The differential diagnoses of WISN are vast. It must be distinguished from other pathologies such as calciphylaxis, antiphospholipid syndrome, vasculitides and other cutaneous lesions like purple toe syndrome, pyoderma gangrenosum, microembolization, leukocytoclastic vasculitis, necrotizing fasciitis and purpura fulminans which may present similarly during the early stages [3,17].

Histopathology of WISN demonstrates occlusive fibrin thrombi within dermal and subcutaneous veins, venules and capillaries, with endothelial cell damage resulting in diffuse tissue necrosis and hemorrhage [18,19]. The lack of perivascular inflammation and arteriolar thrombosis, differentiates WISN from the vasculitic processes [15,20].
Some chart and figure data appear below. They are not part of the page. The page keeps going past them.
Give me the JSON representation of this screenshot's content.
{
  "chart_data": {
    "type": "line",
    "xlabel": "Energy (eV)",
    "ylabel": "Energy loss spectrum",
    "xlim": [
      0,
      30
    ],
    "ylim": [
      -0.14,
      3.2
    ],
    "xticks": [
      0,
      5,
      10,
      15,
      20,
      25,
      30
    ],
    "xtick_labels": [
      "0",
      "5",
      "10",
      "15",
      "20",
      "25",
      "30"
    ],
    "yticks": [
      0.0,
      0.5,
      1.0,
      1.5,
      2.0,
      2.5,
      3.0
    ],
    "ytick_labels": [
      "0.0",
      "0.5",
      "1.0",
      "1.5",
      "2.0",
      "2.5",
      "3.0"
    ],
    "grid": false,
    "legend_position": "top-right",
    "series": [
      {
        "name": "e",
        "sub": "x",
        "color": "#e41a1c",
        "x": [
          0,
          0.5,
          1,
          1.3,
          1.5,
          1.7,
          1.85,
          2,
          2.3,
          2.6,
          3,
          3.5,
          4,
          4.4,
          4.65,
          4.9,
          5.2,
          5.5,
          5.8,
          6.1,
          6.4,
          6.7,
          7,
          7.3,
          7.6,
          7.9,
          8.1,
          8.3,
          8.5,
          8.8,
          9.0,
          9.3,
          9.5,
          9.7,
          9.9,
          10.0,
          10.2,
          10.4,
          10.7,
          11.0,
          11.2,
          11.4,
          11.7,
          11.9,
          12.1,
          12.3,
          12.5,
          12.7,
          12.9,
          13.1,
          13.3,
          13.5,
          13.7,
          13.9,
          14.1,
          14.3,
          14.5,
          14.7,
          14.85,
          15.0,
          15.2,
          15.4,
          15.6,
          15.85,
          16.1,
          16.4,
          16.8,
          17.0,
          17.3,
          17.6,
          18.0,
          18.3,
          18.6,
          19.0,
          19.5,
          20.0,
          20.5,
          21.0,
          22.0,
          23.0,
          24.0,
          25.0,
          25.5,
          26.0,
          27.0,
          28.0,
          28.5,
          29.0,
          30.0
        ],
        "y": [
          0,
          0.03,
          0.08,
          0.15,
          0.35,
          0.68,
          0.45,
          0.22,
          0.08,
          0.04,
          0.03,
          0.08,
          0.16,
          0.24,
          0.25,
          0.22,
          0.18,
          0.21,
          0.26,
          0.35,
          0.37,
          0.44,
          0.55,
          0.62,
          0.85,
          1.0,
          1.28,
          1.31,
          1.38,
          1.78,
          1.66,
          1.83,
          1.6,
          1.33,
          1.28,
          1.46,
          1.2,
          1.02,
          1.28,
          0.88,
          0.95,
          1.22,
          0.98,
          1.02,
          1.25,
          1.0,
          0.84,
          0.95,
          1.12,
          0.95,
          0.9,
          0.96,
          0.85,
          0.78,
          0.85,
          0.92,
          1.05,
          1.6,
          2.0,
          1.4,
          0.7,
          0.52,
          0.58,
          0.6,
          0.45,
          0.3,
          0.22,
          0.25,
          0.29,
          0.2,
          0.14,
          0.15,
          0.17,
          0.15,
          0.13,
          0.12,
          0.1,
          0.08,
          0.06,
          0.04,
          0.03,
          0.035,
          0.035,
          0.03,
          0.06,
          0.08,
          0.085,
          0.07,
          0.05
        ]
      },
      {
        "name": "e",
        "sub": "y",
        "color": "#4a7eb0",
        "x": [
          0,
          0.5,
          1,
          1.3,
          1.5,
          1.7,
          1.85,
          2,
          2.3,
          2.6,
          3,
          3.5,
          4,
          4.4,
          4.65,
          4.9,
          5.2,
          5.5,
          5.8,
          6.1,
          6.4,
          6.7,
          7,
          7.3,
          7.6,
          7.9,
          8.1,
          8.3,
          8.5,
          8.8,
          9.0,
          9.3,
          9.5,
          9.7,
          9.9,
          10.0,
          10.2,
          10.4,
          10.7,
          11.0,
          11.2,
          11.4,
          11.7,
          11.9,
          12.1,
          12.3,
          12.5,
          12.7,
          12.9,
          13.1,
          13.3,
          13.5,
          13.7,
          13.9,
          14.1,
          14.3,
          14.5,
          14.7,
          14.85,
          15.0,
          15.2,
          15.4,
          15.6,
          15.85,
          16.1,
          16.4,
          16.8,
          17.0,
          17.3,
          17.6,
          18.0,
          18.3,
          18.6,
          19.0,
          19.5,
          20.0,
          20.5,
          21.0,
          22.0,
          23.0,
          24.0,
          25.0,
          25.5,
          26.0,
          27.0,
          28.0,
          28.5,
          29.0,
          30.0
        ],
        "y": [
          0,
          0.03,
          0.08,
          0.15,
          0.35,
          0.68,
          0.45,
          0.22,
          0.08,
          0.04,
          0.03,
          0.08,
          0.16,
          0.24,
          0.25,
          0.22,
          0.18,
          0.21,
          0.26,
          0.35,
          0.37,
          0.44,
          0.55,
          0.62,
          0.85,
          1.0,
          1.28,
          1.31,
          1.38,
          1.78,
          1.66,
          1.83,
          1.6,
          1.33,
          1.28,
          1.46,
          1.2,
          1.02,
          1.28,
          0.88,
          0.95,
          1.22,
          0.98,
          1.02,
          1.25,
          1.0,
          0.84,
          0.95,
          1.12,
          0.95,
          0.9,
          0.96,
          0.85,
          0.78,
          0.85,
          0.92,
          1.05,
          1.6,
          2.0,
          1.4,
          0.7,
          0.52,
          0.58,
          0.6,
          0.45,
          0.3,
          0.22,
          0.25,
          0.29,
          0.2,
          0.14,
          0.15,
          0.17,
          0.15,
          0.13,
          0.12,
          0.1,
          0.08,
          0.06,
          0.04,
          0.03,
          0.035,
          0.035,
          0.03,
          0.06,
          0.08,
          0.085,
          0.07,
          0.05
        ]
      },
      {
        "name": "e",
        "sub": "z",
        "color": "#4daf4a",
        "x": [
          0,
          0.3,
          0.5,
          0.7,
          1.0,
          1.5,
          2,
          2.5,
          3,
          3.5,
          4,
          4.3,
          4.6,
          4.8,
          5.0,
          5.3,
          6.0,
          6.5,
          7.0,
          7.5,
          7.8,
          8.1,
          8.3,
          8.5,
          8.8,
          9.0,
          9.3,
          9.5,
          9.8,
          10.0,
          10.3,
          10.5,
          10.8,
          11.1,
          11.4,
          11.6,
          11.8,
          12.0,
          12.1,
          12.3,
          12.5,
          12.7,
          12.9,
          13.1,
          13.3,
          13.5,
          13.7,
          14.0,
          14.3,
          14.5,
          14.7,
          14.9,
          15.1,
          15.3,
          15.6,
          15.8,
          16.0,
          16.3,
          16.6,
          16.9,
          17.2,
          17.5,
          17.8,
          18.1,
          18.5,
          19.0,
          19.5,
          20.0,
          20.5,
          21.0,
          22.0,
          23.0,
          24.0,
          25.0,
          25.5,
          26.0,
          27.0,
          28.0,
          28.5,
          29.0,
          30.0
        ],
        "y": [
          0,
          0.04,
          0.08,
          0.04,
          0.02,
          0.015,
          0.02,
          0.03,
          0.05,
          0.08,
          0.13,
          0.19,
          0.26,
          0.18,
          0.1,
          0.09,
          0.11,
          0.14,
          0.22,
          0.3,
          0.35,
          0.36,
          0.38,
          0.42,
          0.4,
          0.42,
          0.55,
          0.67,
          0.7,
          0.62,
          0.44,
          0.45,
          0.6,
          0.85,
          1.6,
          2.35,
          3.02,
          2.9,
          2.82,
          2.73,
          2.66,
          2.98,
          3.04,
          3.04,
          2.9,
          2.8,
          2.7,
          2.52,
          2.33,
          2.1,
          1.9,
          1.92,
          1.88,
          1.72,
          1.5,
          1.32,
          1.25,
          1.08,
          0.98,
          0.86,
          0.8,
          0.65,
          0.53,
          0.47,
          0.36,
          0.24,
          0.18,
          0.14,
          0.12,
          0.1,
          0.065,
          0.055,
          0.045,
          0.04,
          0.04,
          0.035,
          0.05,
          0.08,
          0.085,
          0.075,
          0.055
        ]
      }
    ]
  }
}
Early factor replacement therapy is used to prevent further thrombosis; however, later factor replacement therapy would be more supportive. Warfarin is typically discontinued; however, its cessation does not affect lesion progression [3]. Therapeutic anticoagulation with IV heparin is used to prevent further thrombosis [7]. The action of warfarin on protein C is reversed by administering vitamin K or fresh frozen plasma [15]. Other therapies used are protein C concentrates for deficient patients, prostacyclin [3,7] and a new option 4- factor prothrombin complex concentrate (PCC), which contains the coagulation factors and proteins C and S [21]. Small lesions may be allowed to heal by secondary intention.8 Severe cases may require surgical debridement, skin grafting or even amputation [3,7,9]. The three-month mortality rate is approximately 15% [7].
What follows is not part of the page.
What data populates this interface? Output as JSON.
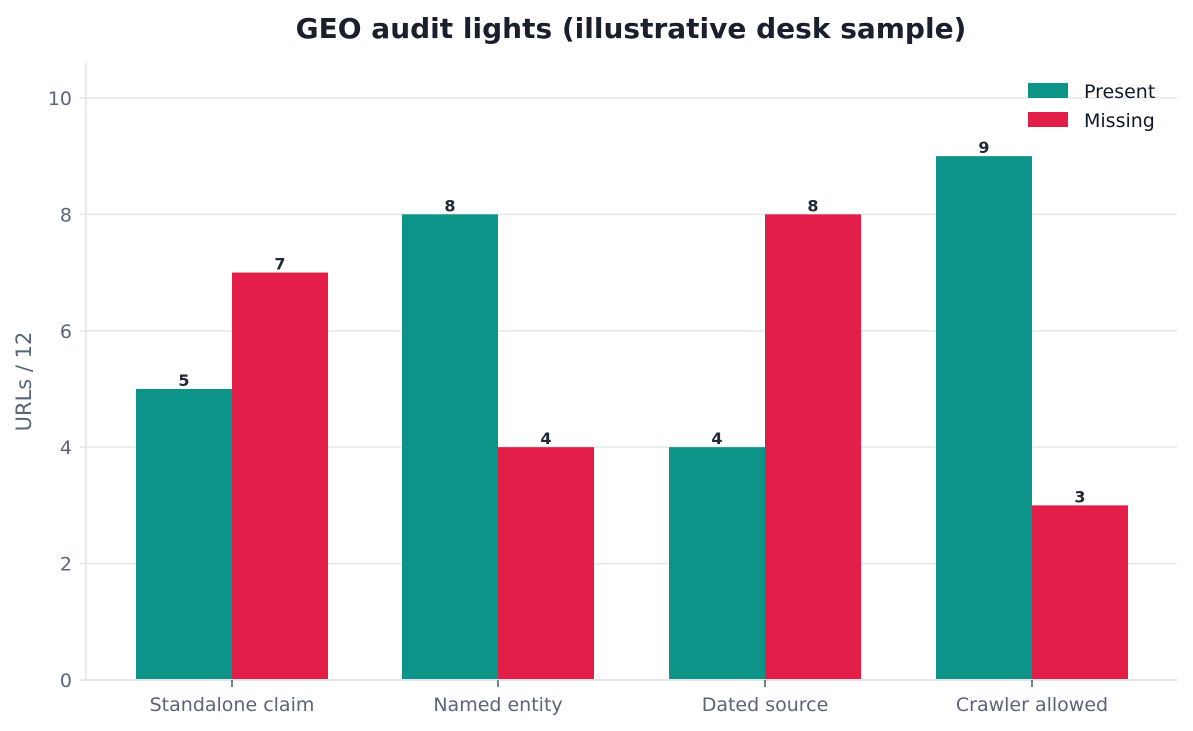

Calciphylaxis also called calcific uremic arteriolopathy (CUA), is a rare and often fatal complication of end-stage renal disease [5,22] where decreased renal production of 1, 25-dihydroxycholecalciferol leads to secondary hyperparathyroidism and hyperphosphatemia [5,7]. The reported incidence rate is 1-4% in chronic hemodialysis patients [5,22]. It is characterized by medial wall calcification of small and medium-sized vessels with intimal proliferation, fibrosis, and thrombosis, primarily in the dermis and subcutaneous fat resulting in ischemia and necrosis [22].

Risk factors for calciphylaxis include female gender, Caucasian race, obesity, diabetes mellitus, elevated serum phosphate levels, hypercalcemia, hyperparathyroidism, low serum albumin levels and warfarin therapy [5,22,23].
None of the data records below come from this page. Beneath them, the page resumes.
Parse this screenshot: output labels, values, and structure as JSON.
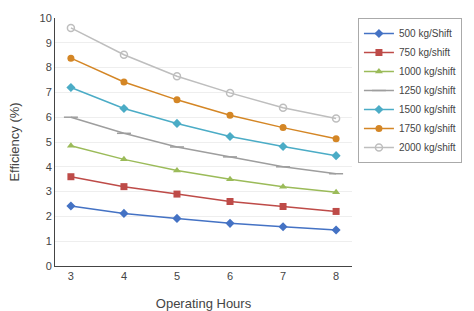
{
  "chart_data": {
    "type": "line",
    "x": [
      3,
      4,
      5,
      6,
      7,
      8
    ],
    "series": [
      {
        "name": "500 kg/Shift",
        "color": "#4472C4",
        "marker": "diamond",
        "values": [
          2.42,
          2.12,
          1.92,
          1.72,
          1.58,
          1.45
        ]
      },
      {
        "name": "750 kg/shift",
        "color": "#BE4B48",
        "marker": "square",
        "values": [
          3.6,
          3.2,
          2.9,
          2.6,
          2.4,
          2.2
        ]
      },
      {
        "name": "1000 kg/shift",
        "color": "#9BBB59",
        "marker": "triangle-up",
        "values": [
          4.85,
          4.3,
          3.85,
          3.5,
          3.2,
          2.97
        ]
      },
      {
        "name": "1250 kg/shift",
        "color": "#9E9E9E",
        "marker": "line-ew",
        "values": [
          6.0,
          5.35,
          4.8,
          4.4,
          4.0,
          3.72
        ]
      },
      {
        "name": "1500 kg/shift",
        "color": "#4BACC6",
        "marker": "diamond",
        "values": [
          7.2,
          6.35,
          5.75,
          5.22,
          4.82,
          4.45
        ]
      },
      {
        "name": "1750 kg/shift",
        "color": "#D48625",
        "marker": "circle",
        "values": [
          8.38,
          7.42,
          6.7,
          6.08,
          5.58,
          5.13
        ]
      },
      {
        "name": "2000 kg/shift",
        "color": "#BEBEBE",
        "marker": "circle-open",
        "values": [
          9.6,
          8.52,
          7.65,
          6.98,
          6.38,
          5.95
        ]
      }
    ],
    "xlabel": "Operating Hours",
    "ylabel": "Efficiency (%)",
    "xlim": [
      2.7,
      8.3
    ],
    "ylim": [
      0,
      10
    ],
    "xticks": [
      3,
      4,
      5,
      6,
      7,
      8
    ],
    "yticks": [
      0,
      1,
      2,
      3,
      4,
      5,
      6,
      7,
      8,
      9,
      10
    ],
    "grid": true,
    "legend": "upper right"
  }
}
The most common sites of involvement overlie dense adipose tissue such as the breast, abdomen and thighs [24,25]. Clinically, patients initially develop superficial violaceous skin lesions that are painful, hyperesthetic or pruritic surrounded by pallor or ecchymoses manifesting a livedo reticularis pattern. This pattern refers to the changes in cutaneous blood flow, which produces bluish-purple retinacular hyperpigmentation on the skin [4]. The initial redness may evolve into intense erythema and then frank necrosis with eschar formation. Gangrenous infection may thereafter develop at the site.

The management of CUA includes pain control, wound care, discontinuation of calcium-based binders, normalization of phosphate, and Para thyroidectomy. Other therapies have included sodium thiosulfate and hyperbaric oxygen administration [24]. The prognosis is often poor with a mortality rate of 60-80%, often from sepsis [7].


Warfarin as a consequence of its low cost, specific antidote and wellknown side effects is likely the most frequently prescribed anticoagulation despite recently introduced NOACs. Warfarin-induced skin necrosis is one of the most severe and rare complications with a high rate of morbidity and mortality. Patients with underlying partial protein C deficiency could be asymptomatic, but hold a higher risk of skin necrosis following treatment with warfarin. Therefore, adequate bridge therapy and prompt diagnosis based primarily on clinical judgment with the support of histological evidence are crucial for prognosis.